Voucher schemes have proven to be ripe for fraud and abuse, often designed to generate profits for wealthy bureaucrats rather than to help students. Private schools are, by design, less accountable than public schools, creating easy openings for corruption and malfeasance. In just one example, the New York Times covered how Steve Yarbrough, as president of the Arizona Senate, both promoted and personally profited off the state’s voucher program. Yarbrough reportedly pushed for a system where his own “tuition organization” was allowed to keep 10 percent of its donations to pay for overhead. The same organization funneled millions of dollars to a private company owned by Yarbrough, paid Yarbrough rent and bought Yarbrough a car.
The U.S. Conference of Catholic Bishops, which has been openly hostile to secular public education, has been agitating for non-Catholic taxpayers to pay for its religiously segregated schooling for more than 140 years. Enrollment in Catholic schools has been described as “hemorrhaging students for decades.” Catholic students make up the single largest number of students enrolled in private schools, so Catholic schools are eagerly waiting to cash in as the biggest beneficiaries of voucher schemes.

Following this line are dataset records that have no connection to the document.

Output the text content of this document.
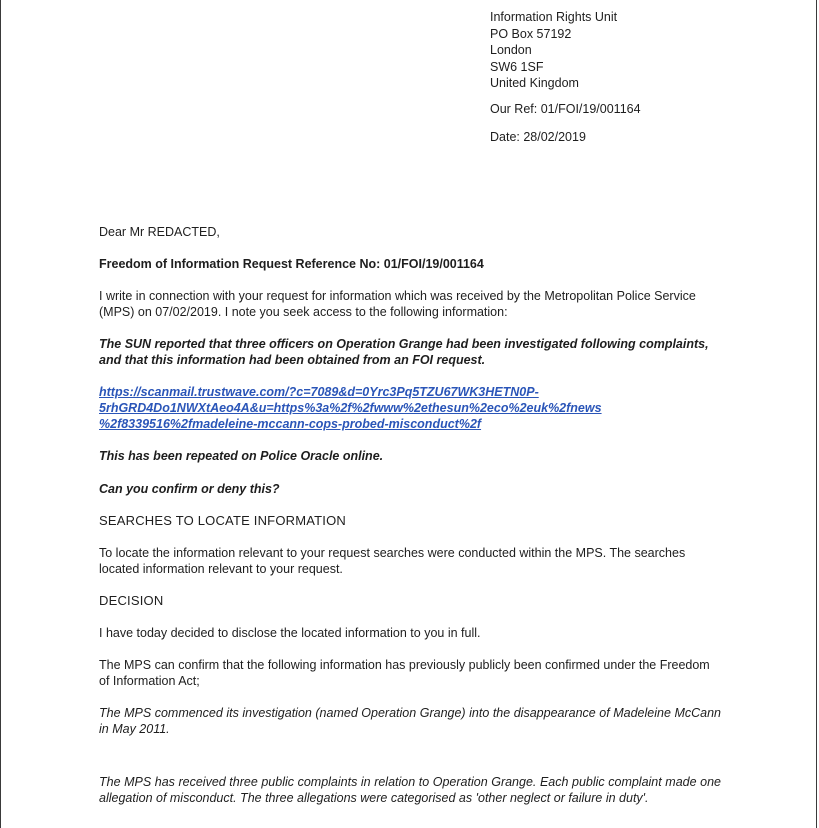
Information Rights Unit
PO Box 57192
London
SW6 1SF
United Kingdom
Our Ref: 01/FOI/19/001164
Date: 28/02/2019

Dear Mr REDACTED,

Freedom of Information Request Reference No: 01/FOI/19/001164

I write in connection with your request for information which was received by the Metropolitan Police Service (MPS) on 07/02/2019. I note you seek access to the following information:

The SUN reported that three officers on Operation Grange had been investigated following complaints, and that this information had been obtained from an FOI request.

https://scanmail.trustwave.com/?c=7089&d=0Yrc3Pq5TZU67WK3HETN0P-
5rhGRD4Do1NWXtAeo4A&u=https%3a%2f%2fwww%2ethesun%2eco%2euk%2fnews
%2f8339516%2fmadeleine-mccann-cops-probed-misconduct%2f

This has been repeated on Police Oracle online.

Can you confirm or deny this?

SEARCHES TO LOCATE INFORMATION

To locate the information relevant to your request searches were conducted within the MPS. The searches located information relevant to your request.

DECISION

I have today decided to disclose the located information to you in full.

The MPS can confirm that the following information has previously publicly been confirmed under the Freedom of Information Act;

The MPS commenced its investigation (named Operation Grange) into the disappearance of Madeleine McCann in May 2011.

The MPS has received three public complaints in relation to Operation Grange. Each public complaint made one allegation of misconduct. The three allegations were categorised as 'other neglect or failure in duty'.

Vouchers are on the wrong side of the ongoing battle for racial equity. The precursor to modern vouchers was a series of attempts to keep schools segregated in direct response to Brown v. Board in 1954 and similar later decisions. Facing an order to integrate its public schools, Prince Edward County in Virginia slashed public school funding — then closed the schools completely — and offered white students private school tuition vouchers for use at an all-white private school in the area. Diverting funding from public schools to unaccountable private schools is steeped in a blatantly racist history that is antithetical to American values of fairness and equal justice under the law.
Finally, voucher programs are fundamentally un-American. In practice, the vast majority of voucher funds go to sectarian religious schools. This taxpayer-funded indoctrination is something the U.S. Constitution’s Framers considered, discussed and vehemently opposed. James Madison and Thomas Jefferson both argued that forcing taxpayers to pay for religious education was inappropriate government coercion. “Sinful and tyrannical,” Jefferson called it. Diverting public funds to pay for religious education violates the religious freedom of every taxpayer.

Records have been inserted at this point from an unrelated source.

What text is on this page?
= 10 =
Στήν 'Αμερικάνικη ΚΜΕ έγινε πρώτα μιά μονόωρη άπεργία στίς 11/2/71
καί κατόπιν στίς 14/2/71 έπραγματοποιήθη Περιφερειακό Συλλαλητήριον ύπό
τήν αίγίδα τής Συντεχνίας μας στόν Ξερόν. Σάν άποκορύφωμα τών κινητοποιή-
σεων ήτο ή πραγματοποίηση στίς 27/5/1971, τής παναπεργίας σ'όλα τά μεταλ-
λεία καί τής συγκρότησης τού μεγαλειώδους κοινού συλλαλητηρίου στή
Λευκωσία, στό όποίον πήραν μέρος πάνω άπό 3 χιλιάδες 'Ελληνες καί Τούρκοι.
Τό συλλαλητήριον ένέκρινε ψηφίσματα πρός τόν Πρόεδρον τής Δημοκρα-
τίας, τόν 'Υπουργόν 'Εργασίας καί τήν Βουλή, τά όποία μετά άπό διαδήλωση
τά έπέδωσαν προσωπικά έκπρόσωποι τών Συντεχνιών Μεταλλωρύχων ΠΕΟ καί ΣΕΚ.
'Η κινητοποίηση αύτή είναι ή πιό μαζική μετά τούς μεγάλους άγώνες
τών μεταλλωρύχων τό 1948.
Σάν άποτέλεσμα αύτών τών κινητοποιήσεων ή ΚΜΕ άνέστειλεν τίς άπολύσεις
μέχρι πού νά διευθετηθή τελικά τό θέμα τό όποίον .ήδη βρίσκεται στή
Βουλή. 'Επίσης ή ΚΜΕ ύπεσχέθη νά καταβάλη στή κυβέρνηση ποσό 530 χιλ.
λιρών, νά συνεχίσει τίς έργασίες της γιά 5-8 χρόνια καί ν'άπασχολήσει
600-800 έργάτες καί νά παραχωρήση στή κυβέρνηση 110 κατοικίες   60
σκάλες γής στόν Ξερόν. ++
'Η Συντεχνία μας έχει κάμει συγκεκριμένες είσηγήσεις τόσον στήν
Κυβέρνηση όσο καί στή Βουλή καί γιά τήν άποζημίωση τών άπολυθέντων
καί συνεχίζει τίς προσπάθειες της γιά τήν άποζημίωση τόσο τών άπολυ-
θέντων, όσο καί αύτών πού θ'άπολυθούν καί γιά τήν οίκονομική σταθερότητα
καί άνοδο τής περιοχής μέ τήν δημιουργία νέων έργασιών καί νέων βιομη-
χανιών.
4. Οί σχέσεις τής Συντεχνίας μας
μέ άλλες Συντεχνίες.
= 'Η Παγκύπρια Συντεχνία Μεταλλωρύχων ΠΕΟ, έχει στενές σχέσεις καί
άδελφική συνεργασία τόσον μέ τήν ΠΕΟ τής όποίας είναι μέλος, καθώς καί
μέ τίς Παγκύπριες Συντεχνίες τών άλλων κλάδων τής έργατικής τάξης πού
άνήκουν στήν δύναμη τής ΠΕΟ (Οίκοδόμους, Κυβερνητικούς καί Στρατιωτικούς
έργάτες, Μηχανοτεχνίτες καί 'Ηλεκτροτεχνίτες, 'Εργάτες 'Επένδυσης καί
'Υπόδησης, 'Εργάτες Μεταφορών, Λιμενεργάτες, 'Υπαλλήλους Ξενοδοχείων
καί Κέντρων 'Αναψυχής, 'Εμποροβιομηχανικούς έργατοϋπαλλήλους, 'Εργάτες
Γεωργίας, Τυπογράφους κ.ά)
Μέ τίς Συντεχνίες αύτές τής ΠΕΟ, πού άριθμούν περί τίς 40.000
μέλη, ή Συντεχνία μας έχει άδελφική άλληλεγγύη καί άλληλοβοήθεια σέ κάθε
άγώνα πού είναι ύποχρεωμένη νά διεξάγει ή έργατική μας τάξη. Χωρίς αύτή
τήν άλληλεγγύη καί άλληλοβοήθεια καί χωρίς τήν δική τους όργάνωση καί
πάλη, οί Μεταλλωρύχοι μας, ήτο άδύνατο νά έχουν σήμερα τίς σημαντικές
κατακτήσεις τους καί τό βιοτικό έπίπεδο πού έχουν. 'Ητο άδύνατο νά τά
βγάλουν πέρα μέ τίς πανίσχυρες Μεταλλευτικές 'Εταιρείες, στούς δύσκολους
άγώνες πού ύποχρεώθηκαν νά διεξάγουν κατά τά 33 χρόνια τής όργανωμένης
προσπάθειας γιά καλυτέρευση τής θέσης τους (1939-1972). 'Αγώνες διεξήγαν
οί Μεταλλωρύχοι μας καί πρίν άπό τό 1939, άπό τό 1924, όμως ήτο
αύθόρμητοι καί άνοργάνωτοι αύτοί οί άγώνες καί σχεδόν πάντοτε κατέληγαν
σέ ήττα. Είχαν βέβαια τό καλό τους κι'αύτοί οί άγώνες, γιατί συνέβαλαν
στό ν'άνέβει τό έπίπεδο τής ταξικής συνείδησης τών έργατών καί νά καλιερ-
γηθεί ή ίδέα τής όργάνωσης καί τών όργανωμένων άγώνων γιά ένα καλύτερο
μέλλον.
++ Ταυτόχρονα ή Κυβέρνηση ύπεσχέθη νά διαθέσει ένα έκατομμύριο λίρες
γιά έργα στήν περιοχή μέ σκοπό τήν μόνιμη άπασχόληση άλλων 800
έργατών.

The Supreme Court recently ruled that if a state funds private secular education, a rare occurrence, it must also fund private religious education. Now, the Catholic Church is even arguing that it is entitled to taxpayer funds if a state decides to finance public charter schools. The silver lining is that this makes the only remaining solution clear and undeniable: Public funds must be used for public education only. As the Supreme Court wrote in the landmark McCollum decision, “The public school is at once the symbol of our democracy and the most pervasive means for promoting our common destiny.” It must be protected.
The FFRF Action Fund will continue to fight to stop voucher expansion, and to end existing voucher schemes, in order to preserve our secular government and to protect high-quality public education throughout the United States.